Time for some cheese with that whine.

9 comments:

  1. oh Mibi -- glad ( you know that I mean "relieved") that neither of you was? were? at home -- glad that the damage was no worse and the losses no greater. But plenty bad enough and great enough, I know.

    Gladdest of all to hear your voice in this post this morning.

    blessings and hugs from ehre.

    ReplyDelete
  2. Oh, Mibi - such a sense of violation and loss. It seems to me that it is worse than had the thief taken electronics and money -- I realize that from his (?) POV, he was just grabbing what was useful to him, but from yours, the value of what he did take was so much more heartfelt.

    SO sorry.

    ReplyDelete
  3. Hope you recover your sense of security soon. Prayers.

    ReplyDelete
  4. Mibi- so sorry you are going through this. It sucks I know all too well. Praying for you in these unsettled days. I can tell you that for me, it did get better even though that took time. Blessings and peace

    ReplyDelete
  5. How awful. I hate that for you. Was thinking about you last night.

    hugs.

    ReplyDelete
  6. oh no! I am so sorry! I will tell you that when my parents were robbed (also a smash and grab) my mother felt the same way - had trouble sleeping, had to clean and vacuum and wash her clothes. She just didn't feel safe or clean...
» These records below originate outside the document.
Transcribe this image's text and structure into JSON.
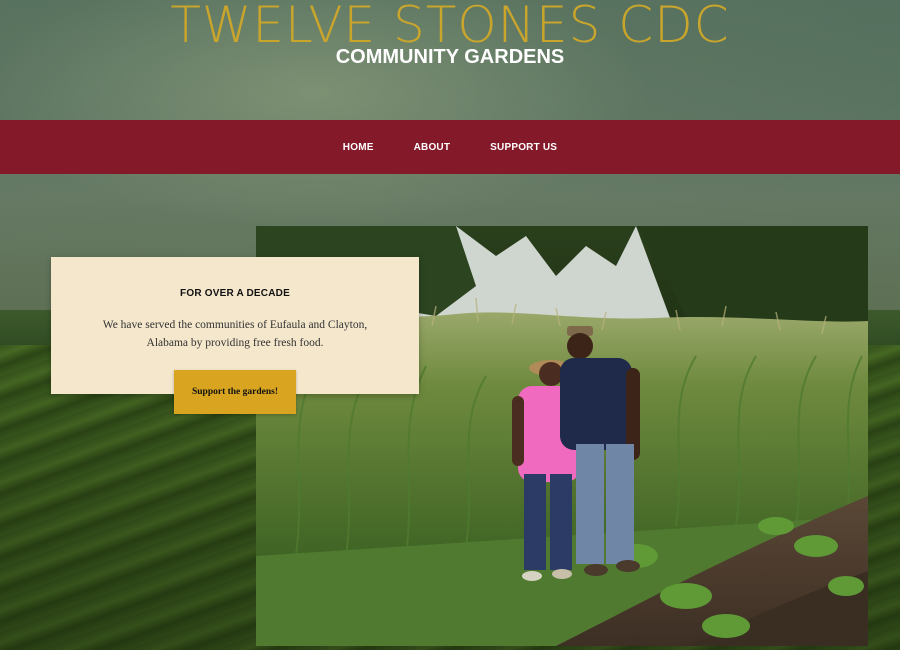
{
  "header": {
    "title": "TWELVE STONES CDC",
    "subtitle": "COMMUNITY GARDENS"
  },
  "nav": {
    "items": [
      {
        "label": "HOME"
      },
      {
        "label": "ABOUT"
      },
      {
        "label": "SUPPORT US"
      }
    ]
  },
  "intro_card": {
    "heading": "FOR OVER A DECADE",
    "text": "We have served the communities of Eufaula and Clayton, Alabama by providing free fresh food.",
    "button_label": "Support the gardens!"
  },
  "colors": {
    "title_gold": "#c9a52c",
    "nav_red": "#84192a",
    "card_cream": "#f4e7cc",
    "button_gold": "#d9a521"
  },
  "photo": {
    "subject": "garden-photo"
  }
}
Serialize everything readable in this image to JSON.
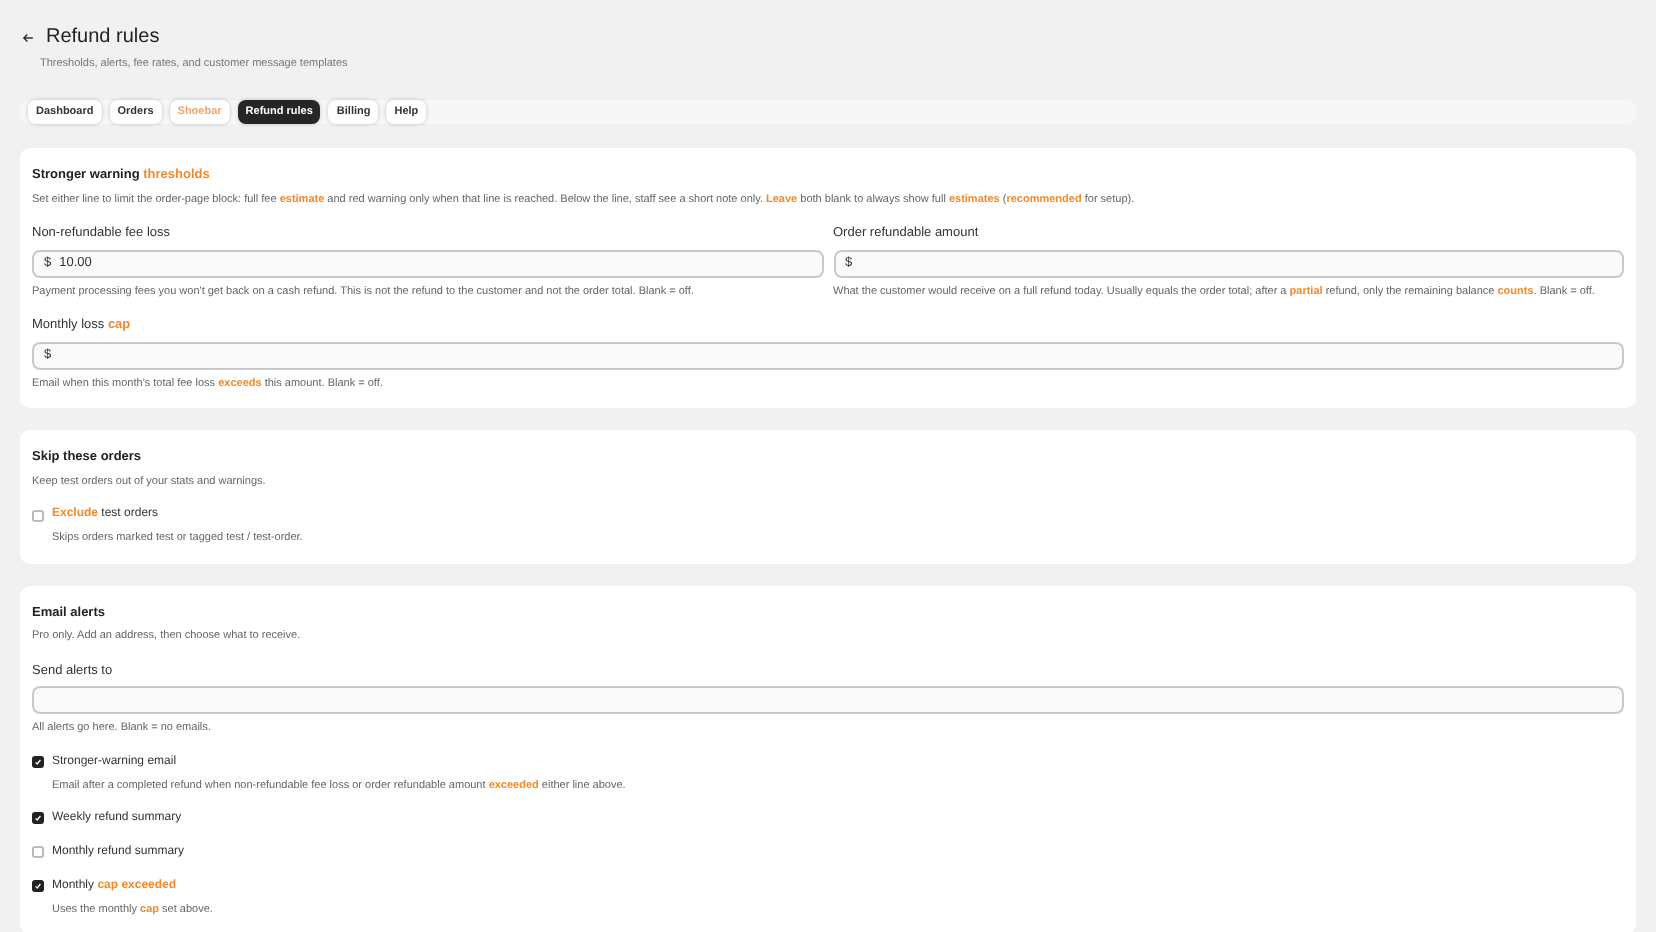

    May God's peace surround you to get a better night's sleep tonight. <3

    ReplyDelete
  7. Be well, M. A lot of prayers are with you, obviously.

    ReplyDelete
  8. I'm very sorry this happened to you and your family. It's not whining to tell your story, it's cathartic, I hope. Peace to you and yours.

    ReplyDelete
  9. So sorry for this frightening experience, and for the loss of those pieces that were close to your heart. What a beautiful writer you are though-- Thank you for sharing this story, and for creating something tangible and lovely out of a hurting place.